As we have come to learn, the predictive value of our models of "systemic causes of conflict" progressively diminishes as conflicts move from emerging to imminent. At that point, precipitating causes become paramount, and precipitating causes are much more likely to be driven by capricious decisions and unforeseeable, random events that defy prediction. Moreover, as crises mount, decision makers invariably encounter fiercely competing interpretations of events, both from internal analysts and policy wonks and from external analysts. The considerable energies now being devoted to improving the capacity to predict crises or conflict will no doubt yield some fruit. But it is important not to overstate the ability to predict. As the recent crisis has shown us, herd behavior on the part of regulators and blind spots can make even the most elaborate risk models worthless in predicting a crisis.

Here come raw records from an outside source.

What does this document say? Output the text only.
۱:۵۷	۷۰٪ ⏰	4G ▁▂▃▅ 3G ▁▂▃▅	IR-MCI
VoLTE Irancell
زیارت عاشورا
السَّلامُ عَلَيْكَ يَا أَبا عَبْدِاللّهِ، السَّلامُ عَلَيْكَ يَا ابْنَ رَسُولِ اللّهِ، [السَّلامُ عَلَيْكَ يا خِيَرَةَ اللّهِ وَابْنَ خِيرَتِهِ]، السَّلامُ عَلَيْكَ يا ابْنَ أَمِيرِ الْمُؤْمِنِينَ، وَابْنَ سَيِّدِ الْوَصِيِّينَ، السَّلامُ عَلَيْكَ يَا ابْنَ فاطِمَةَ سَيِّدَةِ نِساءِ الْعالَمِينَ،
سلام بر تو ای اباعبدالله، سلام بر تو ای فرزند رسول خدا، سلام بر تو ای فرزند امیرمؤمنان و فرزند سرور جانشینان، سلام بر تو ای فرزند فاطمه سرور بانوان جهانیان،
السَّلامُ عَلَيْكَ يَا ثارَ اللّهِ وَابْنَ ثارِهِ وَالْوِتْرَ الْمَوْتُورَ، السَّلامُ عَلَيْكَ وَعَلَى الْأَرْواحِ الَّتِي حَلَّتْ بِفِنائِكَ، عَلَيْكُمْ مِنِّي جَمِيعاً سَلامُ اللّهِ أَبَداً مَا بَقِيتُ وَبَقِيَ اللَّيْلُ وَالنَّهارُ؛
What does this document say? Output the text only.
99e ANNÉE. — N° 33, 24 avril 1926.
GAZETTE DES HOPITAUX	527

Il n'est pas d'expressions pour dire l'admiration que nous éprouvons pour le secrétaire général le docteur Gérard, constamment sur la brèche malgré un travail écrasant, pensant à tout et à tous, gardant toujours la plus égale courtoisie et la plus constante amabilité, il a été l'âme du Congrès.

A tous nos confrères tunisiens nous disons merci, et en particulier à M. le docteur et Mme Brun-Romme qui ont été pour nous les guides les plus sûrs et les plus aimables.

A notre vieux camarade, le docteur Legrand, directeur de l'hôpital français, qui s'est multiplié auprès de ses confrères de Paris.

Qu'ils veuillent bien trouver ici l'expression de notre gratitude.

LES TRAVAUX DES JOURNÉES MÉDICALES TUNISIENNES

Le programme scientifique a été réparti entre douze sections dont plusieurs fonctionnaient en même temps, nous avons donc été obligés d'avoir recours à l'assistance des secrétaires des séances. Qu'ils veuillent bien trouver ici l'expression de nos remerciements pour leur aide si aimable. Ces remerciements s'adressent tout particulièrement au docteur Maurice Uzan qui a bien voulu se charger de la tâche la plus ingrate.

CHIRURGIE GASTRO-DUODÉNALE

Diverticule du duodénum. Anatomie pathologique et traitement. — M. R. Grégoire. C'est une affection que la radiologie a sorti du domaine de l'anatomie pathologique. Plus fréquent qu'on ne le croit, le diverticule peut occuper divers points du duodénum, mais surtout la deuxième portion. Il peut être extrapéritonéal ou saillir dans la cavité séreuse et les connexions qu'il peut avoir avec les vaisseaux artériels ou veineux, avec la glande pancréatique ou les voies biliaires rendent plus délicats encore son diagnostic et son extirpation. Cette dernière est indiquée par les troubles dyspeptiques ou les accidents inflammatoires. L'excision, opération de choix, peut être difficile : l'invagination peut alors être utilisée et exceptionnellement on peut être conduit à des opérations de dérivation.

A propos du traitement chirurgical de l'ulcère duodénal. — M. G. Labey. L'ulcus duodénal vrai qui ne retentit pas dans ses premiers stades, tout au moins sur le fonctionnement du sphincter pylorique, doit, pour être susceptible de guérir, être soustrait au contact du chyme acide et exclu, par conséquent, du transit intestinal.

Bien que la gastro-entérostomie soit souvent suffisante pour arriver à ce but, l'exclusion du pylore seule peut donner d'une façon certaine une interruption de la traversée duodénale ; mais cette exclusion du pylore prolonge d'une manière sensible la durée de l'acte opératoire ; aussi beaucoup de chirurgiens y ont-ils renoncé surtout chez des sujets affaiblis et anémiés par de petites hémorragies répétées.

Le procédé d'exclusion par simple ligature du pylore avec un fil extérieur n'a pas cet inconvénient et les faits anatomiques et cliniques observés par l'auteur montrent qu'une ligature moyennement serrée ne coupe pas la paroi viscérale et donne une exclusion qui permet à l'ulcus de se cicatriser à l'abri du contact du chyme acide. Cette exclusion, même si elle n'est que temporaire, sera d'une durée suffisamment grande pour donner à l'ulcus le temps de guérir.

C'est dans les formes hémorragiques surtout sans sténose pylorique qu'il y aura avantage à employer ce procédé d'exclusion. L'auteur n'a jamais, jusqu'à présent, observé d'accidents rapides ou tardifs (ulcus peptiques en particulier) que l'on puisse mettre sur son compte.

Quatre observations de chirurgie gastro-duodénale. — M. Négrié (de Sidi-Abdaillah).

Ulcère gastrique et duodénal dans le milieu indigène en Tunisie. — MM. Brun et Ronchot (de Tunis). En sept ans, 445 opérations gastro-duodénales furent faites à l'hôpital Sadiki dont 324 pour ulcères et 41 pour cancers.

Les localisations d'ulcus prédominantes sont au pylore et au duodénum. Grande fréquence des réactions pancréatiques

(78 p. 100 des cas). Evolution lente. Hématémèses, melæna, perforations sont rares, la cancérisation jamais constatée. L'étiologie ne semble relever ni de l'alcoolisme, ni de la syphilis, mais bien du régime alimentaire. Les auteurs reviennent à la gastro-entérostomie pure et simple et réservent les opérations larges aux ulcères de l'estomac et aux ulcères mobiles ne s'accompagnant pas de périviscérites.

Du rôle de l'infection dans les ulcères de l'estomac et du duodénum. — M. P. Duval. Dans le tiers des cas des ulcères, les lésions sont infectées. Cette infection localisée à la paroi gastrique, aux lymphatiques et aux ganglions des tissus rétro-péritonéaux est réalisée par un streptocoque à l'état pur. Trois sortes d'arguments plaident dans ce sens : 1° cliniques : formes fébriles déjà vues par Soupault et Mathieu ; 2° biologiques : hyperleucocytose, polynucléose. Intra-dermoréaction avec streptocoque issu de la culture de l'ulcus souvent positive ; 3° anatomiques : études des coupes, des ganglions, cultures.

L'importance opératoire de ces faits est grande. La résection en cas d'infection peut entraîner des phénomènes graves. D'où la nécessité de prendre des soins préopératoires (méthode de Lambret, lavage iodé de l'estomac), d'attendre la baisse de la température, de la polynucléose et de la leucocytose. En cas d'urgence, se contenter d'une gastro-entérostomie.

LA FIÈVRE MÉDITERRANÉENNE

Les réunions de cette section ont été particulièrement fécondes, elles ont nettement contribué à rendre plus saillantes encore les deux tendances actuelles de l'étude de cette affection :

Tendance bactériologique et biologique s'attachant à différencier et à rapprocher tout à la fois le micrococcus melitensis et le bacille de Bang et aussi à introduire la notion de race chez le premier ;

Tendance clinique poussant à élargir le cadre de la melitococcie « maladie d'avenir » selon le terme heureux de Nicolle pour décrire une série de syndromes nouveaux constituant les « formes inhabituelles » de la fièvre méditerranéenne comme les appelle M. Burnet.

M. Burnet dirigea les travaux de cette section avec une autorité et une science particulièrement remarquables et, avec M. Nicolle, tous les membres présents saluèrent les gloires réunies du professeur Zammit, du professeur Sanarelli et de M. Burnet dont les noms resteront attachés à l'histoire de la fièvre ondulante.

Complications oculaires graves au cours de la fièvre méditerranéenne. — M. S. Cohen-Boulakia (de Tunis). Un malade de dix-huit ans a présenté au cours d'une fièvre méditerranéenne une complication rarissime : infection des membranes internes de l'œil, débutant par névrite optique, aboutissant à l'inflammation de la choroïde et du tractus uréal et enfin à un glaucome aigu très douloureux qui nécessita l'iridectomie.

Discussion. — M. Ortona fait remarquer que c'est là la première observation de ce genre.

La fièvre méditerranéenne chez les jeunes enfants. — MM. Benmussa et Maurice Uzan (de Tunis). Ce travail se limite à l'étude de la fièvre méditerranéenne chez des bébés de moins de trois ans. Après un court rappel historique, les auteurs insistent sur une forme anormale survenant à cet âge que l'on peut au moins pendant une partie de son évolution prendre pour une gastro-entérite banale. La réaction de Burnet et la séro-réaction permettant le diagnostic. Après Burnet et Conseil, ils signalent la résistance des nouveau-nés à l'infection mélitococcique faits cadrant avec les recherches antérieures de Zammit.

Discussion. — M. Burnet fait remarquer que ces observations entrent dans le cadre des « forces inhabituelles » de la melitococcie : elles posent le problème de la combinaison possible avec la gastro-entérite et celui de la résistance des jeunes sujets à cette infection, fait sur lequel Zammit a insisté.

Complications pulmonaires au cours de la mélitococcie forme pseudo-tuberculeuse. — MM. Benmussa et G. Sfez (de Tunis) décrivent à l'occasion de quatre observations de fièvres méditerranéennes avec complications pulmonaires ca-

Simply put, we need more humanitarian and development work through a "conflict prevention lens" as a means to a more integrated, holistic approach to regulating banks and for crisis prevention. There is logic to the argument that root causes should be addressed if social conflict and crises are to be prevented. We cannot afford to wait until conflict is imminent as we have learned from the most recent crisis how a late regulatory response lowers any chance of success. Broadening the definition of both conflict and crisis prevention to include economic development, inclusion of all members of society and better governance issues is appropriate.
A broader understanding of TBTF consequences on society and more elastic definition of financial crisis to equate financial crisis prevention with correction of economic and social inequities will make our nation a beacon of light.